歯垢の原因となる細菌を除去するためには、歯ブラシは欠かせません。しかし正しく歯を磨けている人は意外と少なく、きちんと細菌を撃退できていないことが多いのです。まずはじめに、歯茎を傷つけないよう毛先が丸く柔らかい歯ブラシを選びましょう。そしてフッ化物(フッ素)入りの歯磨き粉を使うことをおすすめします。アメリカの商品であれば、ADA(米国歯科協会)認可印がついている商品を選びましょう。(アメリカではフッ化物の過剰摂取による副作用等についての議論があり、ADAによるフッ化物の適量が定められています。)

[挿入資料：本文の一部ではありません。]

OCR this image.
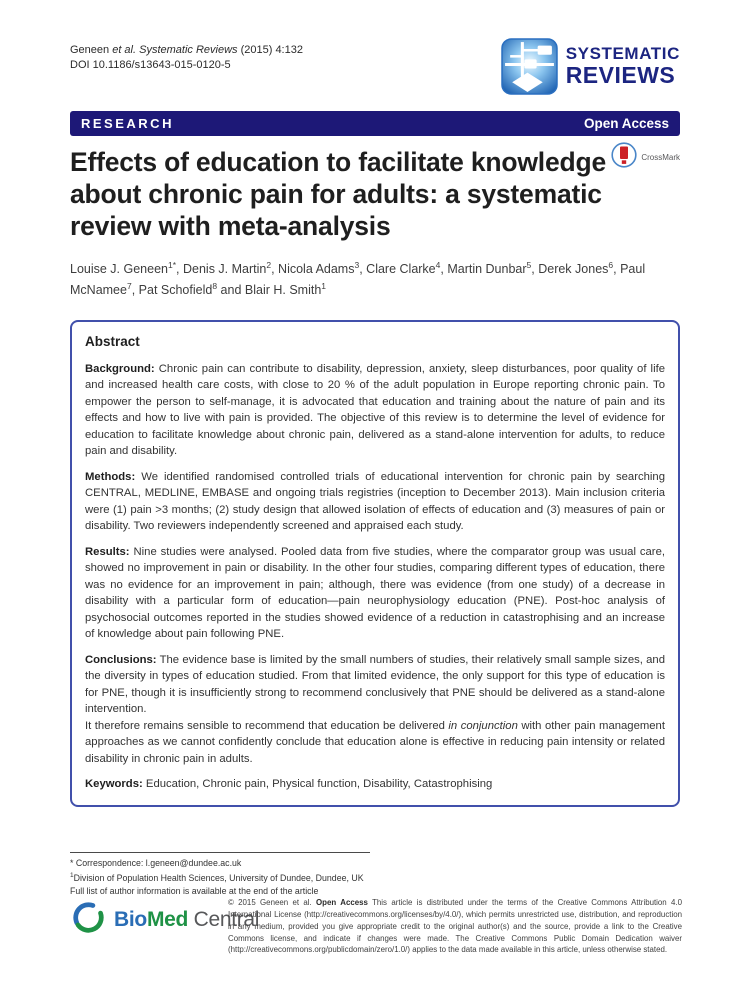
Geneen et al. Systematic Reviews (2015) 4:132
DOI 10.1186/s13643-015-0120-5
SYSTEMATIC
REVIEWS
RESEARCH	Open Access
Effects of education to facilitate knowledge about chronic pain for adults: a systematic review with meta-analysis
CrossMark
Louise J. Geneen$^{1*}$, Denis J. Martin$^2$, Nicola Adams$^3$, Clare Clarke$^4$, Martin Dunbar$^5$, Derek Jones$^6$, Paul McNamee$^7$, Pat Schofield$^8$ and Blair H. Smith$^1$
Abstract

Background: Chronic pain can contribute to disability, depression, anxiety, sleep disturbances, poor quality of life and increased health care costs, with close to 20 % of the adult population in Europe reporting chronic pain. To empower the person to self-manage, it is advocated that education and training about the nature of pain and its effects and how to live with pain is provided. The objective of this review is to determine the level of evidence for education to facilitate knowledge about chronic pain, delivered as a stand-alone intervention for adults, to reduce pain and disability.

Methods: We identified randomised controlled trials of educational intervention for chronic pain by searching CENTRAL, MEDLINE, EMBASE and ongoing trials registries (inception to December 2013). Main inclusion criteria were (1) pain >3 months; (2) study design that allowed isolation of effects of education and (3) measures of pain or disability. Two reviewers independently screened and appraised each study.

Results: Nine studies were analysed. Pooled data from five studies, where the comparator group was usual care, showed no improvement in pain or disability. In the other four studies, comparing different types of education, there was no evidence for an improvement in pain; although, there was evidence (from one study) of a decrease in disability with a particular form of education—pain neurophysiology education (PNE). Post-hoc analysis of psychosocial outcomes reported in the studies showed evidence of a reduction in catastrophising and an increase of knowledge about pain following PNE.

Conclusions: The evidence base is limited by the small numbers of studies, their relatively small sample sizes, and the diversity in types of education studied. From that limited evidence, the only support for this type of education is for PNE, though it is insufficiently strong to recommend conclusively that PNE should be delivered as a stand-alone intervention.

It therefore remains sensible to recommend that education be delivered in conjunction with other pain management approaches as we cannot confidently conclude that education alone is effective in reducing pain intensity or related disability in chronic pain in adults.

Keywords: Education, Chronic pain, Physical function, Disability, Catastrophising

* Correspondence: l.geneen@dundee.ac.uk
$^1$Division of Population Health Sciences, University of Dundee, Dundee, UK
Full list of author information is available at the end of the article
BioMed Central
© 2015 Geneen et al. Open Access This article is distributed under the terms of the Creative Commons Attribution 4.0 International License (http://creativecommons.org/licenses/by/4.0/), which permits unrestricted use, distribution, and reproduction in any medium, provided you give appropriate credit to the original author(s) and the source, provide a link to the Creative Commons license, and indicate if changes were made. The Creative Commons Public Domain Dedication waiver (http://creativecommons.org/publicdomain/zero/1.0/) applies to the data made available in this article, unless otherwise stated.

歯ブラシを鉛筆を握るように持ち、1〜2本ずつ小さな円を描くように磨いていきましょう。

デンタルフロス

デンタルフロス

お口のケアとして、日常的にデンタルフロスを使っている人は残念ながらあまり多くはありません。しかしデンタルフロスはを使うことで、多くの細菌を取り除けるのです。歯垢の除去効果は、歯ブラシだけの場合58%ですが、デンタルフロスを併用すると86%にアップするというデータもあります。(※日本歯周病学会誌データ)歯ブラシと同じように、デンタルフロスも正しく使うことが大事です。デンタルフロスを約45cmぐらいにカットし、はじっこを指に巻き付けます。両手の親指と人差し指でフロスをつまみ(2.5cmぐらい離して)、歯と歯の間を優しく動かしていきます。フロスに歯垢がついたら、その部分を指に巻き付け、新しい清潔な部分を使ってケアしていきます。

食事後のうがい

食事の後に口をすすぐことはとても重要です。すすぐことで口に残った食べ物のカスが洗い流されます。市販のマウスウォッシュ、もしくは自分で用意したマウスウォッシュ(水と0.2%-0.8%程度の低濃度オキシドールを1:1で混ぜる)を使うと効果的です。オキシドールは薬局やドラッグストアなどで手に入ります。

自宅でできる歯垢の落とし方

もし歯垢がついてしまったとしても、次にご紹介する方法で落とすことが可能です。

方法1

ナッツの殻

用意するものは、ナッツの殻15グラムと適量の水。ナッツの殻を水につけ、15分ほど沸騰させたらそのまましばらく置きます。歯ブラシにその水をつけ、1日3回、3分ほど優しく磨いていきます。ナッツに含まれるa-リノレン酸の働きによって、骨や歯を健康に保つことができると言われています。

方法2:

ひまわりの種とハーブティーなどによく使われるライムブロッサム(リンデンフラワー)はお口の健康に良いものとされています。500ccの水にひまわりの種(小さじ2)とライムブロッサム(小さじ2)を入れ、中火にかけます。弱火で30分ほど煮詰め、煮詰めたもので毎食後歯磨きをしてください。

方法3:

歯垢の原因となる細菌をやっつけるには、リンゴ酢が効果的です。リンゴ酢で口をすすぎ、その後すぐに水で洗い流す方法、もしくは水とリンゴ酢を1:1で混ぜたものをマウスウォッシュとして使う方法があります。

方法4:

最後にご紹介するのは、よもぎの葉とワインを使う方法です。よもぎ(小さじ1.5)とワイン(小さじ2)を混ぜたものを2時間置き、茶こしなどで濾します。この液体を使って歯磨きをしてみてください。